Phoenix provides CsvBulkloadTool, a batch data import tool. This tool supports import of user-defined delimiters. Specifically, users can use any visible characters within the specified length as delimiters to import data files.
This section applies only to MRS 3.2.0 or later.
A long delimiter affects parsing efficiency, slows down data import, reduces the proportion of valid data, and results in large files. Use short delimiters as possible.

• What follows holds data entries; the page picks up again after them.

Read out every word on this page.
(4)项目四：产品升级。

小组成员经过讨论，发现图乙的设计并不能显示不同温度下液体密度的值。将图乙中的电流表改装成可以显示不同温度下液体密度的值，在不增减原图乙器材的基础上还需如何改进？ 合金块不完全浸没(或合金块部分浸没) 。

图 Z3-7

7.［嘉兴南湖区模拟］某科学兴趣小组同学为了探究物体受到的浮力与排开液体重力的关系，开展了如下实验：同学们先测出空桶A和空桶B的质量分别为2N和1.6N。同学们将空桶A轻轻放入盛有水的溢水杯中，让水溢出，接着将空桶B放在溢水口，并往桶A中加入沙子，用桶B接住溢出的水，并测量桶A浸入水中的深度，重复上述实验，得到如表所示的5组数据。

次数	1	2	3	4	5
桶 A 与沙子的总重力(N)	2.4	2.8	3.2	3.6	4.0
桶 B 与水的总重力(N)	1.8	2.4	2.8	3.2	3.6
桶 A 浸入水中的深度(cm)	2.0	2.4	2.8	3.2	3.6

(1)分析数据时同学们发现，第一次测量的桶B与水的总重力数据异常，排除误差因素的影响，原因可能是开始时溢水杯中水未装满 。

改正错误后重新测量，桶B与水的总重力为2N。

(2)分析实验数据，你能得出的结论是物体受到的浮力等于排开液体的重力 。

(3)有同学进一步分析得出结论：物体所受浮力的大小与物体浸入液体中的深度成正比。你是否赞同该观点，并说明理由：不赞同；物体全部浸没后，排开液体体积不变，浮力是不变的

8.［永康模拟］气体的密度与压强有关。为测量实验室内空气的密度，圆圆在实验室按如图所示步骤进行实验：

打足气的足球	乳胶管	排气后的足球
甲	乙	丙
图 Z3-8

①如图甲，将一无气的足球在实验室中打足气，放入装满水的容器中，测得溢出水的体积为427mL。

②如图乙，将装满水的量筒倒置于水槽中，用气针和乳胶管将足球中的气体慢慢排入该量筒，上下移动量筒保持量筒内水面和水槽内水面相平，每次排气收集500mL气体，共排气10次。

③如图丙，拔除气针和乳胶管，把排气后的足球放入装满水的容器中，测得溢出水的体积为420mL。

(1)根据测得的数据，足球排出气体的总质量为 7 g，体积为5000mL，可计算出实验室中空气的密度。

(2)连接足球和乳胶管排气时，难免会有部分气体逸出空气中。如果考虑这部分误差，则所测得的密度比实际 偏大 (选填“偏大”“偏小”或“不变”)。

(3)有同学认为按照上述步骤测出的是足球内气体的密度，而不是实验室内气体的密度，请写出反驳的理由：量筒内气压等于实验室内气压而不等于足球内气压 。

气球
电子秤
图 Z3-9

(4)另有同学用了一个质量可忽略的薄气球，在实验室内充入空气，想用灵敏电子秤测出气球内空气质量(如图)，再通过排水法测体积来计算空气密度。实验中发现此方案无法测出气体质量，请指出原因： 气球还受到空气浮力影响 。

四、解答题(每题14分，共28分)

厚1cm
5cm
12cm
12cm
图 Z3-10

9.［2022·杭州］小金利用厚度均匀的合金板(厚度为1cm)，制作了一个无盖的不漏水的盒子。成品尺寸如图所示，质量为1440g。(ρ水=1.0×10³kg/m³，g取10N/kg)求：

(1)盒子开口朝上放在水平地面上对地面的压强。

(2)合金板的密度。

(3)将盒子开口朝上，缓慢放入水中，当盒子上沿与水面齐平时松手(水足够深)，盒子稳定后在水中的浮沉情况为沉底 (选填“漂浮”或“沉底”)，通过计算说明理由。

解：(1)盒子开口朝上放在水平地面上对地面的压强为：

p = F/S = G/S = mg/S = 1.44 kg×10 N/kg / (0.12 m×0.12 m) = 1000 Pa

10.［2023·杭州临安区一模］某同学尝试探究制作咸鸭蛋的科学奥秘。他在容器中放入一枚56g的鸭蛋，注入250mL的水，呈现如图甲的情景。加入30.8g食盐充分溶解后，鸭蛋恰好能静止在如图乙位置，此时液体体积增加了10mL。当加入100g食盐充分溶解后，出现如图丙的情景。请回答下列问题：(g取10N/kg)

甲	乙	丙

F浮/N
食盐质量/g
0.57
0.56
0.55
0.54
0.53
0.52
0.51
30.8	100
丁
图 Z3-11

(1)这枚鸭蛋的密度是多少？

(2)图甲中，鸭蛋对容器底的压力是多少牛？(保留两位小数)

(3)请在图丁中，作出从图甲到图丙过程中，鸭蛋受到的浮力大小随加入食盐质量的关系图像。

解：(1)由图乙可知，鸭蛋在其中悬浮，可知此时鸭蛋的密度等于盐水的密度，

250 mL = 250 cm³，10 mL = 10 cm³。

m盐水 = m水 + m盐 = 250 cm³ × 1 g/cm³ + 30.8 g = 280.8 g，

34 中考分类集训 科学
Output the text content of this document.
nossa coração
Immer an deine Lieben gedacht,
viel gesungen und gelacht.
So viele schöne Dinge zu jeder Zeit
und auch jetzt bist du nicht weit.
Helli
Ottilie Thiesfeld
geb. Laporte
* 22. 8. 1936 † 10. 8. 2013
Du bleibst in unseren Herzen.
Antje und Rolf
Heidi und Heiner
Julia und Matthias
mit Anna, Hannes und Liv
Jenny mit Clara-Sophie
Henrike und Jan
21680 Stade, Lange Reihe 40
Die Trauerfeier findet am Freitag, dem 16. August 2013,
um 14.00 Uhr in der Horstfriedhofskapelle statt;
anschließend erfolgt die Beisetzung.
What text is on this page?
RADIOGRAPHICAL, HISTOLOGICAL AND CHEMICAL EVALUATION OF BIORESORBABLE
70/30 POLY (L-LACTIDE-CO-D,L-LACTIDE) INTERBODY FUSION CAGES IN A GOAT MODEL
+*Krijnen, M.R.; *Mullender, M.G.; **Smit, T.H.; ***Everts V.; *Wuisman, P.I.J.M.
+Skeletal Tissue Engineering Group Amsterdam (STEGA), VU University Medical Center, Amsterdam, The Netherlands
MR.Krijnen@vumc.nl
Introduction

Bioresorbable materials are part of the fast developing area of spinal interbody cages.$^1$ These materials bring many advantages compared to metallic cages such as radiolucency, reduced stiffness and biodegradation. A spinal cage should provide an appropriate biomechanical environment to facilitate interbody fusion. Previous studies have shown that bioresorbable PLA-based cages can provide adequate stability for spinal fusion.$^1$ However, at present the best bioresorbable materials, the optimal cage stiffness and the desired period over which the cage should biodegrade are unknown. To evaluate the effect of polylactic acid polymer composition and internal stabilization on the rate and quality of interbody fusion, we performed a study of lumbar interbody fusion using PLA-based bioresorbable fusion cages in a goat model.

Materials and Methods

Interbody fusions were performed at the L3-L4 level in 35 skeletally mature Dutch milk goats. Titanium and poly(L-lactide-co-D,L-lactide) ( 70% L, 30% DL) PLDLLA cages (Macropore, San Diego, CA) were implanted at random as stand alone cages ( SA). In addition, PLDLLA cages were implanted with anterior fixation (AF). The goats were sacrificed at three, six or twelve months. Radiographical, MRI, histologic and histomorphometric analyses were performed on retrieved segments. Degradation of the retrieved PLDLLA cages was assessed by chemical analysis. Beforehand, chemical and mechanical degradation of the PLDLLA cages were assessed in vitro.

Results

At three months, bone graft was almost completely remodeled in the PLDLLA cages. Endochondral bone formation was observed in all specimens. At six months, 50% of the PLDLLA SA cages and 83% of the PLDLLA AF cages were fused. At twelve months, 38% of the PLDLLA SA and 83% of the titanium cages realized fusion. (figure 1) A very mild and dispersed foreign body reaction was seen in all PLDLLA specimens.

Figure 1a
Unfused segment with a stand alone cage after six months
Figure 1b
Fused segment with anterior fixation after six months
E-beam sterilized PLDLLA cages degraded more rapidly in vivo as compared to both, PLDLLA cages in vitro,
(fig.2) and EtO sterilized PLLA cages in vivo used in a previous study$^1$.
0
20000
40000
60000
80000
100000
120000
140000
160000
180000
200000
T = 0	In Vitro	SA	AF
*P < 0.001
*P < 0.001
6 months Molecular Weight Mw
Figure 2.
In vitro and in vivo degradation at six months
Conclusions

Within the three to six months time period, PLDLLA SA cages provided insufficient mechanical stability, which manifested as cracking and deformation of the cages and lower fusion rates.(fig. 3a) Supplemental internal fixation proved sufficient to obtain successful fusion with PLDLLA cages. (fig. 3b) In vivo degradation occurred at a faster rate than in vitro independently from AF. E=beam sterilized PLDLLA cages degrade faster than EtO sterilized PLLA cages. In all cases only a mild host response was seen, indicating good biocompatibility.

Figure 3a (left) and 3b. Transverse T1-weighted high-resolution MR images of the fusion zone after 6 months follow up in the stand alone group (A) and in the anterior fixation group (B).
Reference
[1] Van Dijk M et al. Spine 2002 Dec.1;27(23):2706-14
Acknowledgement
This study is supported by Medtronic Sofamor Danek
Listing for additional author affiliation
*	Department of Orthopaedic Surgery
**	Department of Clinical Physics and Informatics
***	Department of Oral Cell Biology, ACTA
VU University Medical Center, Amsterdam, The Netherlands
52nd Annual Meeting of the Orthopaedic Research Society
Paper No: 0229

A user-defined delimiter whitelist can be configured to avoid any injection issues possible. Currently, the following delimiters are supported: letters, numbers, and special characters (`~!@#$%^&*()\\-_=+\\[\\]{}\\\\|;:'\",<>./?).
The following two parameters are added based on the open source CsvBulkloadTool:
This parameter specifies the user-defined delimiter. If this parameter is specified, it takes effect preferentially and overwrites the -d parameter in the original command.
This parameter is used to skip the delimiter length and whitelist verification. It is not recommended.
cd Client installation directory
source bigdata_env
kinit Component service user
Run the following command to set the Hadoop username if Kerberos authentication is not enabled for the current cluster:
export HADOOP_USER_NAME=hbase
hdfs dfs -put /opt/test/data.csv /tmp
sqlline.py
CREATE TABLE TEST ( ID INTEGER NOT NULL PRIMARY KEY, NAME VARCHAR, AGE INTEGER, ADDRESS VARCHAR, GENDER BOOLEAN, A DECIMAL, B DECIMAL ) split on (1, 2, 3,4,5,6,7,8,9);
After the table is created, run the !quit command to exit the Phoenix CLI.
hbase org.apache.phoenix.mapreduce.CsvBulkLoadTool -md 'User-defined delimiter' -t Table name -i Data path
For example, to import the data.csv file to the TEST table, run the following command:
hbase org.apache.phoenix.mapreduce.CsvBulkLoadTool -md '|^[' -t TEST -i /tmp/data.csv
sqlline.py
SELECT * FROM TEST LIMIT 10;